The Wife of Bath then begins her prologue, focusing especially on the realities of marriage (as she sees them) and the defense of women. The Wife starts with an apology for multiple marriages. Using plenty of scriptural evidence, she argues that God does not prohibit a woman from marrying if her husband dies, and he sets no limit on the number of times. The Wife herself has had five husbands. Virginity may be fine for some people, but it does not suit the Wife, and she appreciates that she has permission from the Apostle Paul to marry as she pleases.

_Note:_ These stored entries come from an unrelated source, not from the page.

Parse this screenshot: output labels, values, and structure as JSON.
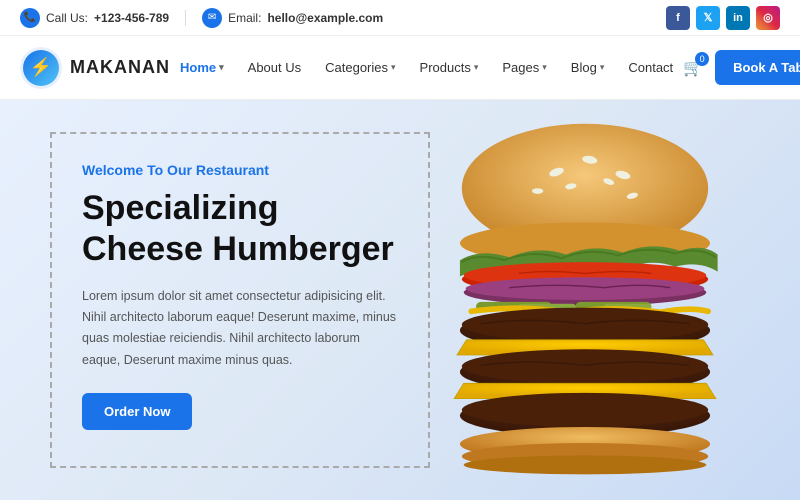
{
  "topbar": {
    "call_label": "Call Us:",
    "call_number": "+123-456-789",
    "email_label": "Email:",
    "email_value": "hello@example.com"
  },
  "social": {
    "facebook": "f",
    "twitter": "t",
    "linkedin": "in",
    "instagram": "ig"
  },
  "nav": {
    "logo_text": "MAKANAN",
    "items": [
      {
        "label": "Home",
        "has_dropdown": true,
        "active": true
      },
      {
        "label": "About Us",
        "has_dropdown": false
      },
      {
        "label": "Categories",
        "has_dropdown": true
      },
      {
        "label": "Products",
        "has_dropdown": true
      },
      {
        "label": "Pages",
        "has_dropdown": true
      },
      {
        "label": "Blog",
        "has_dropdown": true
      },
      {
        "label": "Contact",
        "has_dropdown": false
      }
    ],
    "cart_count": "0",
    "book_button": "Book A Table"
  },
  "hero": {
    "subtitle": "Welcome To Our Restaurant",
    "title": "Specializing Cheese Humberger",
    "description": "Lorem ipsum dolor sit amet consectetur adipisicing elit. Nihil architecto laborum eaque! Deserunt maxime, minus quas molestiae reiciendis. Nihil architecto laborum eaque, Deserunt maxime minus quas.",
    "cta_button": "Order Now"
  }
}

The Wife continues by making the point that men and women are physically made for marriage, and when she is married, she will use her powers well. Answering the Pardoner’s interruption, the Wife goes on to say that she is an expert at marriage. She tells the company all about her husbands and the physical demands she made upon them. She also manipulated them thoroughly, putting on great airs to get them to do what she wanted.

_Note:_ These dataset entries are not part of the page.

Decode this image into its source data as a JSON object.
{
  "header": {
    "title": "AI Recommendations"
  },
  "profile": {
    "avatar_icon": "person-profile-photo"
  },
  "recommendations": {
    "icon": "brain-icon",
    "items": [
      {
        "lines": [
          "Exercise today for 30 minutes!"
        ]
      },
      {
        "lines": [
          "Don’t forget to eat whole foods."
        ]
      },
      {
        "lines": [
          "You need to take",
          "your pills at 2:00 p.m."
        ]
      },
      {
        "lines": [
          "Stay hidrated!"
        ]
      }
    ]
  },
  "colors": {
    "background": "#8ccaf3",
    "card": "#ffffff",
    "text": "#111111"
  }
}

The Wife next moves into a discussion of women in general, listing the many character traits that men claim to desire in them, like beauty, nobility, and wealth. Yet they do not judge women fairly, always saying that plain women chase after men and that wives are scolds who waste property. She notes, too, that men woo women until their wedding day, and then everything changes. Then they are often suspicious and controlling. What women really want is freedom to do as they please. The Wife scorns those who misjudge wives.

However, the Wife herself was always in control in her marriages, scolding and manipulating. Her fourth husband was a reveler who had a mistress, and the Wife tortured him well. She had already planned for her fifth husband, who was a clerk named Jankin. He was always reading from a book that maligned women until the Wife tore pages from it and hit him. He hit her in return, and she pretended to be dead. In this way, she gained full sovereignty over him for the rest of his life.

The Wife of Bath’s Tale

A knight in King Arthur’s court rapes a maiden. The Queen and ladies beg to spare his life so long as he can come back in one year and tell the Queen what a woman wants the most. The knight searches and receives many different answers, but he is not sure which one is correct. The Wife interjects an additional story about Midas’s wife to illustrate that women cannot keep secrets.

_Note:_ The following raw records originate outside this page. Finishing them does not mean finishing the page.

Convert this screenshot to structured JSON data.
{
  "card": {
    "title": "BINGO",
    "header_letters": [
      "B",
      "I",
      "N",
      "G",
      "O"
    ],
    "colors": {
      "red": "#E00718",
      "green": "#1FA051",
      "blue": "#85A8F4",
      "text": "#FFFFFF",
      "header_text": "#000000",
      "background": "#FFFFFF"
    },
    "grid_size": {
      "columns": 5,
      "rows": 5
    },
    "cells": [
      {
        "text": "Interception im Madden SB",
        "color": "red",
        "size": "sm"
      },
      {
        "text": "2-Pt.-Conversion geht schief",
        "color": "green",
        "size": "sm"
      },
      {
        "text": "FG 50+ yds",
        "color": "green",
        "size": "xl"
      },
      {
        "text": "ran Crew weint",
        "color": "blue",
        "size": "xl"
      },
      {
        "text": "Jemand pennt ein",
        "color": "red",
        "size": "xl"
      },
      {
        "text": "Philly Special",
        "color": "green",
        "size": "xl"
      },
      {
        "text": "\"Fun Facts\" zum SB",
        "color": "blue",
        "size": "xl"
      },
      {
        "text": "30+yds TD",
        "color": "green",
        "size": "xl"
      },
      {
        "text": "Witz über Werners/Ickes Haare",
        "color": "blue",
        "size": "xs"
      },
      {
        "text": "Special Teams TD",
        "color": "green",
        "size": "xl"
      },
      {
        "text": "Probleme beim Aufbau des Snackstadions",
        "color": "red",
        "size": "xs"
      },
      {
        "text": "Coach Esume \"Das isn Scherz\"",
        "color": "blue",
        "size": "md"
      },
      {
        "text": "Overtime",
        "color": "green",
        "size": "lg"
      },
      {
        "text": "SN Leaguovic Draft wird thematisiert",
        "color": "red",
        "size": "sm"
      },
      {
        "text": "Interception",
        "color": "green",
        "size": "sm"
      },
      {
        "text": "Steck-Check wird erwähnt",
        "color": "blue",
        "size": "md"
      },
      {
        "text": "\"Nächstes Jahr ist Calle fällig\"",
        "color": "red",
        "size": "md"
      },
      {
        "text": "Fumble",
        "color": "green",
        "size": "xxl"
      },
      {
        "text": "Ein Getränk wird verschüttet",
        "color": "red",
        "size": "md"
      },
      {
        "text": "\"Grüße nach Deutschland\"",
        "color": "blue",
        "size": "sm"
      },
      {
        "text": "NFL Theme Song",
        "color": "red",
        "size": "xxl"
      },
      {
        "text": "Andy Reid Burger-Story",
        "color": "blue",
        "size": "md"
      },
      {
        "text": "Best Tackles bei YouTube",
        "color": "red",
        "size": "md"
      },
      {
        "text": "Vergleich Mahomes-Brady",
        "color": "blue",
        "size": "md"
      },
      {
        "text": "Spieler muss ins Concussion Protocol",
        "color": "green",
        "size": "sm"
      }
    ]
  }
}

As he travels back to the court, the knight meets an ugly old woman who says that she can tell him what women most desire if he will agree to do the next thing she asks of him. He quickly agrees, and they return to court. The woman instructs the knight to say that women want sovereignty over their husbands, and the Queen and ladies all nod in agreement.

The old woman then demands that the knight keep his promise, and she asks that he marry her. He has no choice, but he is miserable. That night, the knight’s new wife instructs him in the benefits of being ugly, old, and poor. Then she gives him a choice. She can be ugly and faithful or beautiful and unfaithful. The knight has learned his lesson and tells her to choose for herself. This is what she wants to hear, and she gives him both beauty and fidelity.